Interkulturelle Theologie, Missionswissenschaft

Autor/Hrsg.:

Janssen, Arnold SVD

Titel/Untertitel:

Briefe nach Neuguinea und Australien. Hrsg. und kommentiert von J. Alt.

Verlag:

Nettetal: Steyler 1996. LVI, 449 S., 21 Taf., 2 Ktn gr.8 = Studia Instituti Missiologici, 63. Kart. DM 40,-. ISBN 3-8050-0370-6.

Rezensent:

Herwig Wagner

Der Historiker des SVD-Generalats in Rom hat es sich zur Aufgabe gemacht, zur Jahrhundertfeier der Neuguinea-Arbeit des Ordens die diesbezügliche Korrespondenz des Gründers und ersten Generalsuperiors Arnold Janssen mit seinen Missionaren herauszubringen. Es ist eine würdige Jubiläumsgabe geworden und - das sei schon im Voraus gesagt - eine so gewissenhafte und gründliche Edition, wie man sie sich nur wünschen kann.

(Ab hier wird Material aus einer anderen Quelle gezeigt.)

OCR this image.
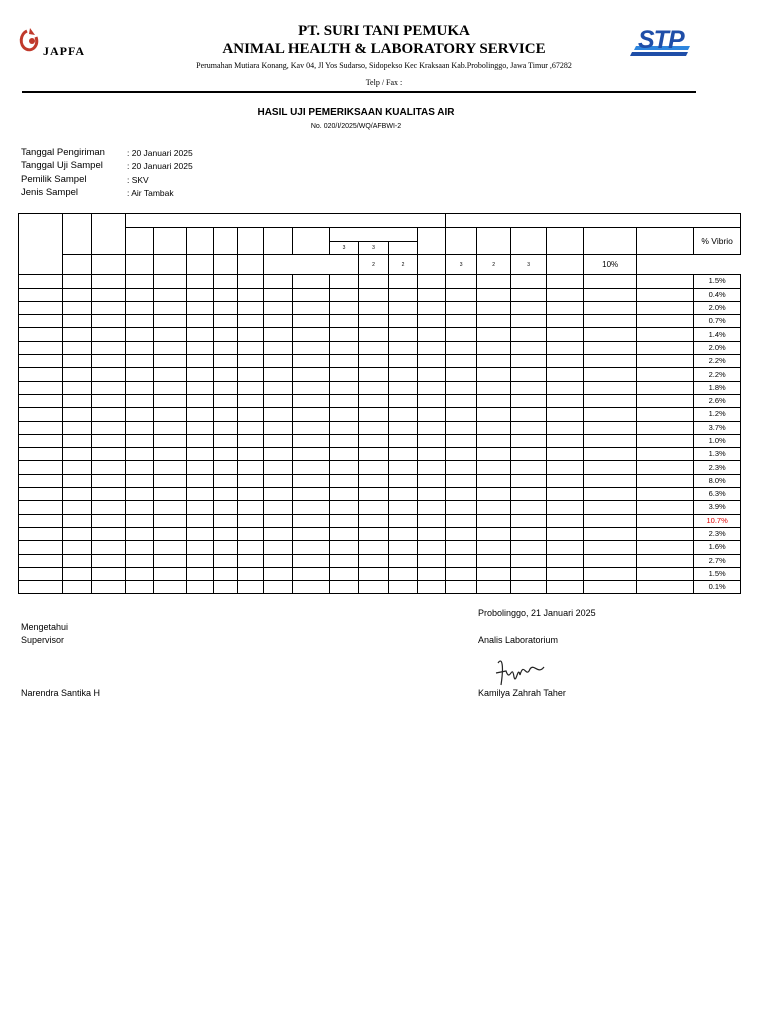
JAPFA	STP
PT. SURI TANI PEMUKA
ANIMAL HEALTH & LABORATORY SERVICE
Perumahan Mutiara Konang, Kav 04, Jl Yos Sudarso, Sidopekso Kec Kraksaan Kab.Probolinggo, Jawa Timur ,67282
Telp / Fax :
HASIL UJI PEMERIKSAAN KUALITAS AIR
No. 020/I/2025/WQ/AFBWI-2
Tanggal Pengiriman	: 20 Januari 2025
Tanggal Uji Sampel	: 20 Januari 2025
Pemilik Sampel	: SKV
Jenis Sampel	: Air Tambak

																				% Vibrio
										3	3									
											2	2		3	2	3		10%		
																				1.5%
																				0.4%
																				2.0%
																				0.7%
																				1.4%
																				2.0%
																				2.2%
																				2.2%
																				1.8%
																				2.6%
																				1.2%
																				3.7%
																				1.0%
																				1.3%
																				2.3%
																				8.0%
																				6.3%
																				3.9%
																				10.7%
																				2.3%
																				1.6%
																				2.7%
																				1.5%
																				0.1%
Probolinggo, 21 Januari 2025
Mengetahui
Supervisor	Analis Laboratorium
Narendra Santika H	Kamilya Zahrah Taher
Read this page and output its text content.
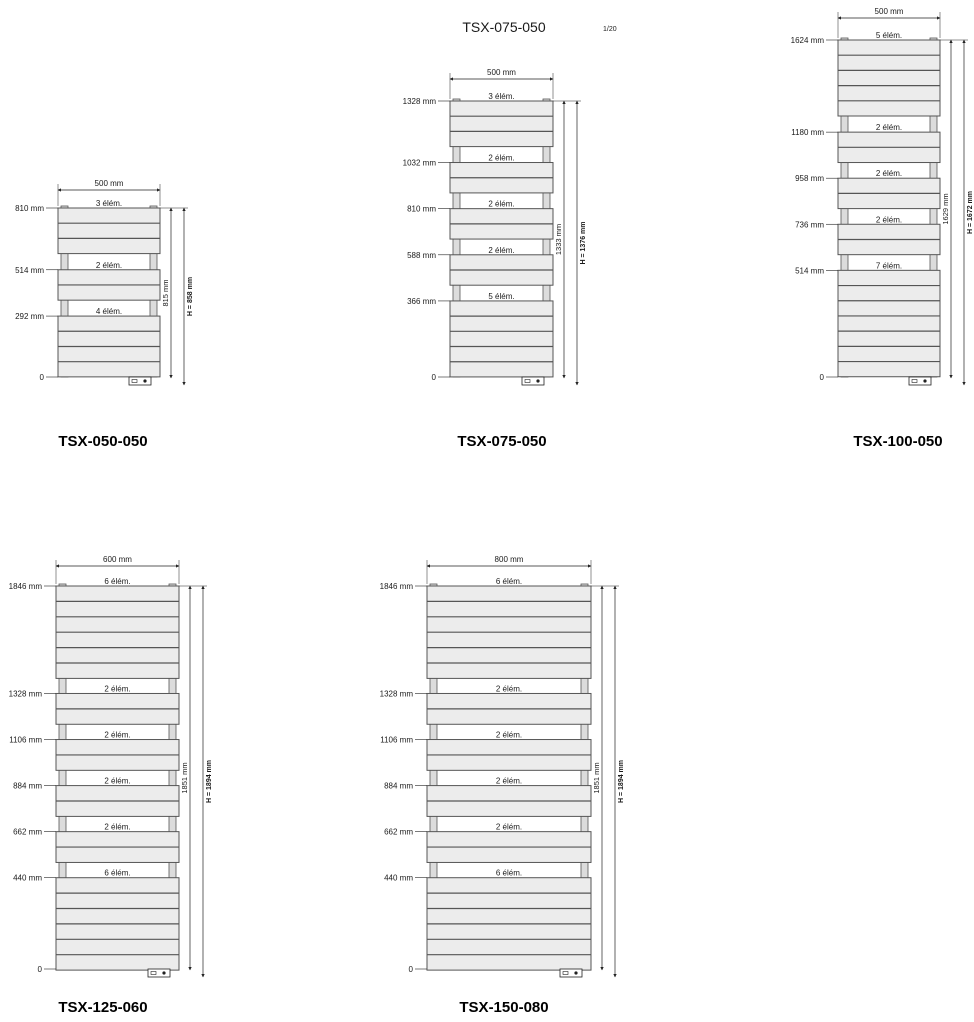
TSX-075-050	1/20
3 élém.
2 élém.
4 élém.
810 mm
514 mm
292 mm
0
500 mm
815 mm H = 858 mm
TSX-050-050
3 élém.
2 élém.
2 élém.
2 élém.
5 élém.
1328 mm
1032 mm
810 mm
588 mm
366 mm
0
500 mm
1333 mm H = 1376 mm
TSX-075-050
5 élém.
2 élém.
2 élém.
2 élém.
7 élém.
1624 mm
1180 mm
958 mm
736 mm
514 mm
0
500 mm
1629 mm H = 1672 mm
TSX-100-050
6 élém.
2 élém.
2 élém.
2 élém.
2 élém.
6 élém.
1846 mm
1328 mm
1106 mm
884 mm
662 mm
440 mm
0
600 mm
1851 mm H = 1894 mm
TSX-125-060
6 élém.
2 élém.
2 élém.
2 élém.
2 élém.
6 élém.
1846 mm
1328 mm
1106 mm
884 mm
662 mm
440 mm
0
800 mm
1851 mm H = 1894 mm
TSX-150-080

Für die Ordensmitglieder mag in dieser Korrespondenz die Person ihres Gründer-Vaters Arnold Janssen im Vordergrund stehen. Er tritt hier als ein gütiger und trotzdem sehr genauer Oberer in Erscheinung, aber auch als der "Mitbruder" und "geistliche Vater in dem Herren", wie er oft seine Briefe unterschreibt. Es ist in der Tat bewunderungswürdig, wie er die fürsorglichen, seelsorgerlichen und die oberhirtlichen Aspekte seiner Leitungsaufgabe für seine "Untergebenen", wie es im damaligen Sprachgebrauch hieß, miteinander zu verbinden weiß. Missionswissenschaftlich steht freilich etwas anderes, nämlich der Beginn der katholischen Missionsarbeit im damaligen Kaiser-Wilhelms-Land (1886) im Mittelpunkt des Interesses. Die baren geschichtlichen Daten werden hier mit Fleisch und Blut des konkreten Lebens und Erleidens umkleidet.

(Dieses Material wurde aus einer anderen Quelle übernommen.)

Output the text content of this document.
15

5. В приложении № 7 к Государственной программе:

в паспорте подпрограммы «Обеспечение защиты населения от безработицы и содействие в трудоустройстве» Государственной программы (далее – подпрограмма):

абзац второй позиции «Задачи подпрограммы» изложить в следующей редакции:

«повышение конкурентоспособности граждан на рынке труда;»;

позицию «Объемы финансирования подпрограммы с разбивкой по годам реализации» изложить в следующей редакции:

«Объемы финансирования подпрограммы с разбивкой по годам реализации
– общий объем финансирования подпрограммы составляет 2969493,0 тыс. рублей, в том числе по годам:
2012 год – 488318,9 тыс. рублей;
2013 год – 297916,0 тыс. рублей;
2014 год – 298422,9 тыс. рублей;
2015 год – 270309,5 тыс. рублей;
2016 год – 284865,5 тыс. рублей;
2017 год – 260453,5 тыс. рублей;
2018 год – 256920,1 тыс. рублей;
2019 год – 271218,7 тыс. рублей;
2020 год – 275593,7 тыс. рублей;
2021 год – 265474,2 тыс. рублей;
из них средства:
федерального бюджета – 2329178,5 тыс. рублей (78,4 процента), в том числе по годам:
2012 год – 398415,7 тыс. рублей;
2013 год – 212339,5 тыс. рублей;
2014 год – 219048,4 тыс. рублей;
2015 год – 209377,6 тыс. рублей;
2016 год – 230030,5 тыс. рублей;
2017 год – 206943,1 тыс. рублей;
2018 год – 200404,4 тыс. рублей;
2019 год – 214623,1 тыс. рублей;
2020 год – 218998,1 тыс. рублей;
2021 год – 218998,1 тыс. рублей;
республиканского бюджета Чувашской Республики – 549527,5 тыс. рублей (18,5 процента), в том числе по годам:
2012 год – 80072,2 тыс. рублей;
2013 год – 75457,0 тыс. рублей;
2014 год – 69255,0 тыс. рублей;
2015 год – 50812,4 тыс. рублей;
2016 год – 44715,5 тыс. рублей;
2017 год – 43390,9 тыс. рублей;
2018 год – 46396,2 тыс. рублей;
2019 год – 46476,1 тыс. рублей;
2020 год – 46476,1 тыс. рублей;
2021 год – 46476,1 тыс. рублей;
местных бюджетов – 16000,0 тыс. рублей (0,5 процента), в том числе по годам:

Der größere Teil der Korrespondenz ist an P. Eberhard Limbrock, den (ersten) Apostolischen Präfekten für das Land (bis 1914) und gleichzeitigen Regional-Oberen des Ordens (bis 1911) gerichtet. In Limbrock hatte der Orden einen überaus tüchtigen Organisator und praktischen Missionar für das neue Arbeitsgebiet berufen. Er verstand sich neben allem anderen eben auch auf "Häuser-, Wege und Brückenbau, Boots- und Schiffahrt, Viehzucht und Plantagenwirtschaft, sowie auf verschiedene Handwerke, Sägerei usw." (321). Über all das wird in großer Ausführlichkeit nach Steyl berichtet. Sogar die Grundrisse von Häusern waren genehmigungspflichtig (44). Der Generalsuperior mußte, wie es damals generell üblich war, alle Missionsarbeit seines Ordens (China, Südamerika, Togo und dann auch Neuguinea) von daheim, von Steyl aus leiten. Er hat Neuguinea selbst nie gesehen. Kein Wunder, daß die Korrespondenz mit seinem regionalen Oberen so zahlreich und ins einzelne gehend gewesen ist. Und noch zahlreicher die Briefe, die dieser an ihn richtete. Diese sind zwar nicht Bestandteil dieser Edition, aber in den erläuternden Fußnoten sind sie weitgehend notiert bzw. inhaltlich zusammengefaßt wiedergegeben. Dadurch erhält der Leser ein sehr lebendiges Bild von den Anfängen der Arbeit an der Nordostküste des Landes.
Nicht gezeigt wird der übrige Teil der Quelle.